Every mother out there can relate to this blog post. As a mother I (as I am sure you do too) try to be everything and do everything for Maxim and my family. I want to be there for Maxim for every moment of his life. I don't want to miss out on anything. I want to be there for his first crawl, tooth, step, word, etc. With that said, I also am a career woman and I love what I do...and I also have a wonderful husband. Besides Max, husband and career I also need to somehow find time for me. What's that? Time for myself? Since I have such an amazing husband I could easily find time for myself because I know he would watch Maxim any time, but then I am going to miss out on time with him. This past year I have learned how to be a mother, wife and career woman, but now I am trying to figure out being me. I am trying to do it all while having it all and not jeopardizing one precious minute with my sweet Maxim. That saying "
they grow up fast, so cherish all your time with them" is so very true. I can't believe one year has gone by, so I am, and have been, cherishing all my time with Maxim. I do not take it for granted at all. I do not put our time aside so I can go do me time.

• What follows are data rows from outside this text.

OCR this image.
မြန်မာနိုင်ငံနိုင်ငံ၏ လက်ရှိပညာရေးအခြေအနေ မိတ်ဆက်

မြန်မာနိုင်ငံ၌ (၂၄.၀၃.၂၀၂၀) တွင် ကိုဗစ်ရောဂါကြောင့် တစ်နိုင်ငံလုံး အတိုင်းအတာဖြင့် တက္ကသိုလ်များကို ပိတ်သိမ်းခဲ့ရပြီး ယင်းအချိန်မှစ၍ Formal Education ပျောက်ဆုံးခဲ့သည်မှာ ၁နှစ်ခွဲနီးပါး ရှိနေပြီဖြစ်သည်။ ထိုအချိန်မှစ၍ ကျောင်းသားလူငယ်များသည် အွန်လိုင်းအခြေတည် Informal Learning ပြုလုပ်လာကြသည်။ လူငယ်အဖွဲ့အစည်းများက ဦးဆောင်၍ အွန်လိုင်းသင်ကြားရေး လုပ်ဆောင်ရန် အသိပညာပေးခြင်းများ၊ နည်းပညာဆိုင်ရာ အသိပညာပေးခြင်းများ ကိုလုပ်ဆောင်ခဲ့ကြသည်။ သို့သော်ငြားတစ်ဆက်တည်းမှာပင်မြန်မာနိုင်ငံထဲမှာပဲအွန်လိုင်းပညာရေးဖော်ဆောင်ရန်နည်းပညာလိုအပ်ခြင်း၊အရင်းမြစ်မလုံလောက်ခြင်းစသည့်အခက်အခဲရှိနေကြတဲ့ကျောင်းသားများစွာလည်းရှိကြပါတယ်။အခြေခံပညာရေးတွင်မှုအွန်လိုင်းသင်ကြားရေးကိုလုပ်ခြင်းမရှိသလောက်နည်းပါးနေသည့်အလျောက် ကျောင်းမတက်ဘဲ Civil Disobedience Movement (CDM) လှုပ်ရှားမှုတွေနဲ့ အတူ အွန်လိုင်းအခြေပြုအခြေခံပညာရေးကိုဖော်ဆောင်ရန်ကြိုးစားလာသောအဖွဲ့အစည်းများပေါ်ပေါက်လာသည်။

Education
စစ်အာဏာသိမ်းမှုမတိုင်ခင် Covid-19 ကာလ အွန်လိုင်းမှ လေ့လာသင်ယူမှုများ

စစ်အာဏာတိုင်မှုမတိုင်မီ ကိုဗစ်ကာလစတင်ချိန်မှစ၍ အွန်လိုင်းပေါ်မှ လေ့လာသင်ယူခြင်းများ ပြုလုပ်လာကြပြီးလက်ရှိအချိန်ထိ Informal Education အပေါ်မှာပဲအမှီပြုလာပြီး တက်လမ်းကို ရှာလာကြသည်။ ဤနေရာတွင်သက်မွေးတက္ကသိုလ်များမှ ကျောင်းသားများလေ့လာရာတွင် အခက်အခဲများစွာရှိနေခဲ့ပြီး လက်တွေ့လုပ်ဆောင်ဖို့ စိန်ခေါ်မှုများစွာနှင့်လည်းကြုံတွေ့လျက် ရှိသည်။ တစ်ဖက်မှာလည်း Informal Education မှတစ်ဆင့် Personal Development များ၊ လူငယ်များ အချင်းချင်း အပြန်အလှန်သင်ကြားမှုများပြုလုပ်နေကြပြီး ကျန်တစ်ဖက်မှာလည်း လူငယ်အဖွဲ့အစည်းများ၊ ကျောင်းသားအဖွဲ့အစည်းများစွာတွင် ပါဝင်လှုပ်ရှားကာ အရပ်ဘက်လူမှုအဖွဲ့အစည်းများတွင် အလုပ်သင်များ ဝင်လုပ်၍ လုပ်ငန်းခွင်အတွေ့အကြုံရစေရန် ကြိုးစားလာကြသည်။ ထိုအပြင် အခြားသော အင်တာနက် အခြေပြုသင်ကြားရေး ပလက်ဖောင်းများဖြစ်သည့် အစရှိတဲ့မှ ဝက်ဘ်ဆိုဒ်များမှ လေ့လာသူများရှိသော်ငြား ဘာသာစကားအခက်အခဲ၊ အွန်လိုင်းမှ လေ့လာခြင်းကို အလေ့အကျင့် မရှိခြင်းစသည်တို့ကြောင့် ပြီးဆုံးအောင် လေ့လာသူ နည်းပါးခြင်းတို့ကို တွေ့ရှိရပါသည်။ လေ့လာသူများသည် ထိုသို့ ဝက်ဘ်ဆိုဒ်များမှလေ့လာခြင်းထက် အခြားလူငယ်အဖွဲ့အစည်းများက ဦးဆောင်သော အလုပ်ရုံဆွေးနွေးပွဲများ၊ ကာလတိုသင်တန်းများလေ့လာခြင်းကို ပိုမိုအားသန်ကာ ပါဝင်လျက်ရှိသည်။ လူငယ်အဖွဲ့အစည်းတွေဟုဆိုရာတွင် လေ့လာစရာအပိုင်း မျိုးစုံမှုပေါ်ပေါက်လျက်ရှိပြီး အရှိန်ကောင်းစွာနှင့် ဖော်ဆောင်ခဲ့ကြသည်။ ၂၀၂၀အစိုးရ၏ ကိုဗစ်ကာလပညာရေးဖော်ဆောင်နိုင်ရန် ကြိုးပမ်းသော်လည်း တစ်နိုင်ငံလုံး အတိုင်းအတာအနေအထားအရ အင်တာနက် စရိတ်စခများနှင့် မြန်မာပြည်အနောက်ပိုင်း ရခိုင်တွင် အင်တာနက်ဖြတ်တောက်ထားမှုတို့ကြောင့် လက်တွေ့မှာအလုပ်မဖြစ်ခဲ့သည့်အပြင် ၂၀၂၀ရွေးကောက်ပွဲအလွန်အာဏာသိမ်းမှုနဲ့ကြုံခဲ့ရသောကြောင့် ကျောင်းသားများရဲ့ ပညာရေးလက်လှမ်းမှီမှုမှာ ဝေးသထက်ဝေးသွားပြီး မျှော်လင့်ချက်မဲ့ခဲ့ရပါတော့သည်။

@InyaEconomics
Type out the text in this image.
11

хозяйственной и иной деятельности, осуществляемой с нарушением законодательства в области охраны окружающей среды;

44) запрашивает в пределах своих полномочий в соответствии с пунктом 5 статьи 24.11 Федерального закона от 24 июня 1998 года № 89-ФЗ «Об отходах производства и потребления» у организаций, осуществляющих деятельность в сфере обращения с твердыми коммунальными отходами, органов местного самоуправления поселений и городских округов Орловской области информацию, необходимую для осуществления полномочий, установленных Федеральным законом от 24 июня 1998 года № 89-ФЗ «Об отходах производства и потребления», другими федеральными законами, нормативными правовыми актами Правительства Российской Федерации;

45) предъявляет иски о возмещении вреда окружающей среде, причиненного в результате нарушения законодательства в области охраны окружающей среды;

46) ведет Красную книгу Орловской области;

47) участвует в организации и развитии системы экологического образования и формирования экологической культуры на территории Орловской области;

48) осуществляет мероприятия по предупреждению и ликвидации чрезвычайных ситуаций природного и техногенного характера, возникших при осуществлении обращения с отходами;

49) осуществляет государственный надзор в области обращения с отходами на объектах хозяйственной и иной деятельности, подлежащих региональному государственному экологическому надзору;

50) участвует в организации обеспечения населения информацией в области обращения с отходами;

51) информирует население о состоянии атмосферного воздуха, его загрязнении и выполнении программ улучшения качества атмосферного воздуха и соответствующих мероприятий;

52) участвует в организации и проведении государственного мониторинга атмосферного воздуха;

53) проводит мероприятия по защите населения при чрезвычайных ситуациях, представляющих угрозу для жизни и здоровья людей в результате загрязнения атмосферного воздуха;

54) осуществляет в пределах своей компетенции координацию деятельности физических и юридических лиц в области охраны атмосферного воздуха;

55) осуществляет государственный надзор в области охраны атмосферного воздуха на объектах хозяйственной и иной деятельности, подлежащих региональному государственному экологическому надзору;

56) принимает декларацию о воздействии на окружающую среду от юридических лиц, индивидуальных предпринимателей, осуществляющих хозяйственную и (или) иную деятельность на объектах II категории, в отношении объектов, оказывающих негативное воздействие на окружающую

With that said, how am I going to find "me" time when there are only so many hours in a day? Pre-Max I loved my me time. I used to shop, workout and catch up on DVR during my me time. This is not important stuff, but it was how I spent my me time and regrouped. How am I going to fit that into a day when I have Max time, husband time and work time? There is just not enough time in a day. I was starting to get defeated and think that I can't do it all and I was going to have to give something up, but then I figured it out. That's what mommies do, they figure it out.
To catch up on DVR I started getting selective on what I was recording and only picked a couple things (instead of everything) and watched them after Maxim went to bed. This is normally when I would clean the house, but I started managing my time a little better so I could squeeze in a good hour of crap TV a couple times a week. I figured out the shopping issue too. I signed up for Stitch Fix. I gave up my me time of shopping by myself for an hour or two and swapped for a personal stylist with Stitch Fix where they send me 5 items a month (will switch to bi-monthly soon) for me to try on and buy what I like. I then send back the items I don't like. So far I have received two boxes and this is a great service for someone like me who has zero time on her hands. Finally, I figured out my me time with exercising. I have always enjoyed exercising and have been doing it regularly since I joined a gym when I was 18, so to give it up would be complete torture. It's what calms me, gives me energy and overall makes me feel really good. In order to fit it in, I now get up at 5am to work out. Yes, that is 5 in the morning before Max wakes and before work. Anybody who knows me, knows that I am NOT a morning person so this change was a big deal for me. I have been doing this for over a month now and it's going great. I actually really like it. The first week was rough, but now I am in a routine and I really like it. I think it's a great way to start my day.
I have learned that with a little compromising and thinking out of the box I am able to be super mom, super wife and career woman. I am able to have it all. It took a good year, a little anxiety and some self doubt, but I figured it out!